At 18, Joyce joined a few thousand other young women across the nation to become part of the United States Cadet Nurse Corps. "During the war they said that the cadet nurses and the nursing students staffed 80% of the hospitals," she said.

The Frances Payne Bolton Act was created to fill a desperate need as doctors and nurses answered the call to serve our country. At the time, staffing at Butterworth was down 40%.

The Act provided free education to women willing to become nurses. "They took care of our books, our tuition, our room and board; they took care of all the costs of the school of nursing, so I did not have to pay anything," Joyce said. In turn, they made a pledge to serve their country, "that we would do nursing in either hospitals or military until the end of the war." And 72 years later, Joyce still carries her pledge card.

"We could sometimes be in charge of a whole floor at night. That was how they really put us into nursing very quickly, and we were at the bedside and in charge very quickly." Joyce says the days were long, but rewarding, "We were a group of friends, the nurses were. So we would go back to the dorm at night and talk about our experiences."
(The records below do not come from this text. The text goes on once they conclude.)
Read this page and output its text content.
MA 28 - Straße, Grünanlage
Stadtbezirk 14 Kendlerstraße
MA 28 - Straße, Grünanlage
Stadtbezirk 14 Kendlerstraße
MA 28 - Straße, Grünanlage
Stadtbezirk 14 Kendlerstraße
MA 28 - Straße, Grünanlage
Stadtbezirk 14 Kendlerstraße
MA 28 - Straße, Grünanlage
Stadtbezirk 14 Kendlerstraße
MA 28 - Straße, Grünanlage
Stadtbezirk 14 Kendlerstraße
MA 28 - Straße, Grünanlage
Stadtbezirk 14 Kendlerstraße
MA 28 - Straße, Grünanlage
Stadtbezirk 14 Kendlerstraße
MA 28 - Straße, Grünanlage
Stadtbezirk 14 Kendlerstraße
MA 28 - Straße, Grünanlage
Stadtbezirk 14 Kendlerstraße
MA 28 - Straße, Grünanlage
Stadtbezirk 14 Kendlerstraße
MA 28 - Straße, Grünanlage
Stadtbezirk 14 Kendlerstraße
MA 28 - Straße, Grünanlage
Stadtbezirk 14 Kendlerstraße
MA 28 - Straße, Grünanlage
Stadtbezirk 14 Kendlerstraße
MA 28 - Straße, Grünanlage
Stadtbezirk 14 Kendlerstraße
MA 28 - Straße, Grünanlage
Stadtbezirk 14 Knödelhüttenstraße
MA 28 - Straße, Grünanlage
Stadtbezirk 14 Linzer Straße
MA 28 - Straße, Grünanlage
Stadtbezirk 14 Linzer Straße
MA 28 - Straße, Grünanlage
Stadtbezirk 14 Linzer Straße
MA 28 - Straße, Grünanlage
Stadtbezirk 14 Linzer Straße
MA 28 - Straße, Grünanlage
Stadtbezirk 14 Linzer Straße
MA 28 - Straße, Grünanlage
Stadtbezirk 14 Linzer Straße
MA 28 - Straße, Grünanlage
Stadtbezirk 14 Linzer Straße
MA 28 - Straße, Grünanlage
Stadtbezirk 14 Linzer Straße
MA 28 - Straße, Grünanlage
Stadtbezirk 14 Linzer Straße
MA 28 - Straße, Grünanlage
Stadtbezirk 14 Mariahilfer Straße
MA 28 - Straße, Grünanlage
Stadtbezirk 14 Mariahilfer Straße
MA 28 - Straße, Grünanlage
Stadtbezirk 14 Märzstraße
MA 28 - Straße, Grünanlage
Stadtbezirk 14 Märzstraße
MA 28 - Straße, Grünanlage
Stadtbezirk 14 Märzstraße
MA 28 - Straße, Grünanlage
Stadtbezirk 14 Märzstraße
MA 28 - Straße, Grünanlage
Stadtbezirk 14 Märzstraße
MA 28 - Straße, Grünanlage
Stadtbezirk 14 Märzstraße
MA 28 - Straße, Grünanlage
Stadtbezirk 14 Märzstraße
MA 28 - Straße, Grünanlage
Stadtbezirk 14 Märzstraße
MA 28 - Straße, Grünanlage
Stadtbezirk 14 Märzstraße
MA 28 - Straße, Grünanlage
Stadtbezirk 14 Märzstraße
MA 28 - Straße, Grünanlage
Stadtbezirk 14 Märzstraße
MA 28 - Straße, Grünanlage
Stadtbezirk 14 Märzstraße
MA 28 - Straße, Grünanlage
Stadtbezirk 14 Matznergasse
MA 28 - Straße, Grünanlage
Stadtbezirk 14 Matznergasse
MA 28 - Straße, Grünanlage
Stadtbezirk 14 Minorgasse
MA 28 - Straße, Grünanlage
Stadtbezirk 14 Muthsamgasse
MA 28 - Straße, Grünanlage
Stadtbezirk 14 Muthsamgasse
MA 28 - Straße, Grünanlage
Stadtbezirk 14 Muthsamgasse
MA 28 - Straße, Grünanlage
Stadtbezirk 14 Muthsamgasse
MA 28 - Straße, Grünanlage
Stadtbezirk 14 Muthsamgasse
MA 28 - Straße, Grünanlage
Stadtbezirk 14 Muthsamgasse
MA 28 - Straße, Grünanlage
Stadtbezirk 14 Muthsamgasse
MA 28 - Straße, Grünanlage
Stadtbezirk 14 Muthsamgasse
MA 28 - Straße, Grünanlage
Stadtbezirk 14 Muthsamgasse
In the history room at Spectrum Health's Butterworth Campus, Joyce reminisces, "The syringes and needles -- they didn't come in little packages. We had to wash them and sterilize them." She reminisces not just about her cadet nursing but also her time as a young woman growing up in Grand Rapids. Joyce wore her uniform proudly, served her country, and was forever changed by her experience as part of our nation's Cadet Nurse Corps. "That was a wonderful time of my life."

Joyce went on to have a long career in nursing which included teaching nurses. She retired in 1981.